Amazon has created a new artificial intelligence system that can teach digital speech assistants like Alexa new ways of speaking within hours. For example, it concerns a style of speech similar to that of a newsreader.

According to Trevor Wood, Amazon’s applied science manager, the new text-to-speech system can replace traditional speech training methods. Traditional methods often require actors who talk for tens of hours in the right way to train the models.

Wood explains that synthetic speech produced by neural networks sounds much more natural to users than speech produced by traditional methods. In the latter case, short voice fragments are linked together in an audio database. With the system’s enhanced flexibility, Amazon can easily change the speech style of synthetic speech.


Amazon itself calls the new model “neural text-to-speech”, or NTTS. In their own words, there are two important components. One is a “generative neural network”, which works by converting series of phonemes – pieces of sound that distinguish one word from another – into series of spectrograms. These are visual representations of the spectrum of the frequencies of those sounds, as they change over time.
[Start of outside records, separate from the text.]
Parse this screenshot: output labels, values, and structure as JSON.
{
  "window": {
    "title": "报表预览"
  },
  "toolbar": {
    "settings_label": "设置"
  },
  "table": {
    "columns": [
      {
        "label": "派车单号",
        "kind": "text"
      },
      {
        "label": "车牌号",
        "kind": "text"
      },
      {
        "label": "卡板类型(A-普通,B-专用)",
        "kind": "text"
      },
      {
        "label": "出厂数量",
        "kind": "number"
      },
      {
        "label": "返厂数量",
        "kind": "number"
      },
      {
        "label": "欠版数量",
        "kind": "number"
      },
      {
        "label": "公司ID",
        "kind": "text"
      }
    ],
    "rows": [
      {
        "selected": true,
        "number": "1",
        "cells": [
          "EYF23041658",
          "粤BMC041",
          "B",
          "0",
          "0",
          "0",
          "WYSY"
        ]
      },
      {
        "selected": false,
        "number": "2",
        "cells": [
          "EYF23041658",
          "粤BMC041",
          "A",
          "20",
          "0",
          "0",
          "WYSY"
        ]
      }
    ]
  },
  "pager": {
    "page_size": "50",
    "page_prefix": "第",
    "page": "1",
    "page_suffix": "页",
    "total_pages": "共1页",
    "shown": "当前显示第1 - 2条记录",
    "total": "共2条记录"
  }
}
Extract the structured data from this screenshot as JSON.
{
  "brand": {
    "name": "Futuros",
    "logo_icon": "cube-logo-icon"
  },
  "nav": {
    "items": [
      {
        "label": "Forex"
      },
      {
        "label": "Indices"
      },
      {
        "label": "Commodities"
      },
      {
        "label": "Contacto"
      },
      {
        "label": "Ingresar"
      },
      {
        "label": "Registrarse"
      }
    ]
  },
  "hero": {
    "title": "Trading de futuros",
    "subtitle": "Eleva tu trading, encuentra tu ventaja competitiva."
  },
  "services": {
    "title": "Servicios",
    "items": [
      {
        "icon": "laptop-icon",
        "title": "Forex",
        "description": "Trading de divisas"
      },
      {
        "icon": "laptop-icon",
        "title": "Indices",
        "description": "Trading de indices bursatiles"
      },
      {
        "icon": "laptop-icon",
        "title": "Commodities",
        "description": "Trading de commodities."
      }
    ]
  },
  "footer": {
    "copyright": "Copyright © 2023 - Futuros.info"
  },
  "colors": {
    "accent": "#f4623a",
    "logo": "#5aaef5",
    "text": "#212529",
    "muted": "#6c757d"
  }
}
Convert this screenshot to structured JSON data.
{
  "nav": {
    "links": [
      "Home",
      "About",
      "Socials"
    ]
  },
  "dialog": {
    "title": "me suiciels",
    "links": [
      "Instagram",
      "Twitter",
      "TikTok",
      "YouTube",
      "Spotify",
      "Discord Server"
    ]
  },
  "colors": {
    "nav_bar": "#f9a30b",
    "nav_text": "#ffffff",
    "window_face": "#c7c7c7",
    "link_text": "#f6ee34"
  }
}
The spectrograms must emphasize “functions that the human brain uses to process speech,” says Wood.

The second component is a “vocoder”, which helps to convert those spectrograms into a continuous audio signal that is used to train the text-to-speech model. The new training method can combine neural text-to-speech data with a few hours of additional data to create a model that can distinguish speech elements that are unique to a specific speech style.

According to Wood, Amazon’s research shows that listeners have a strong preference for the voices made by NTTS. In fact, the method was rated almost as high as normal human speech.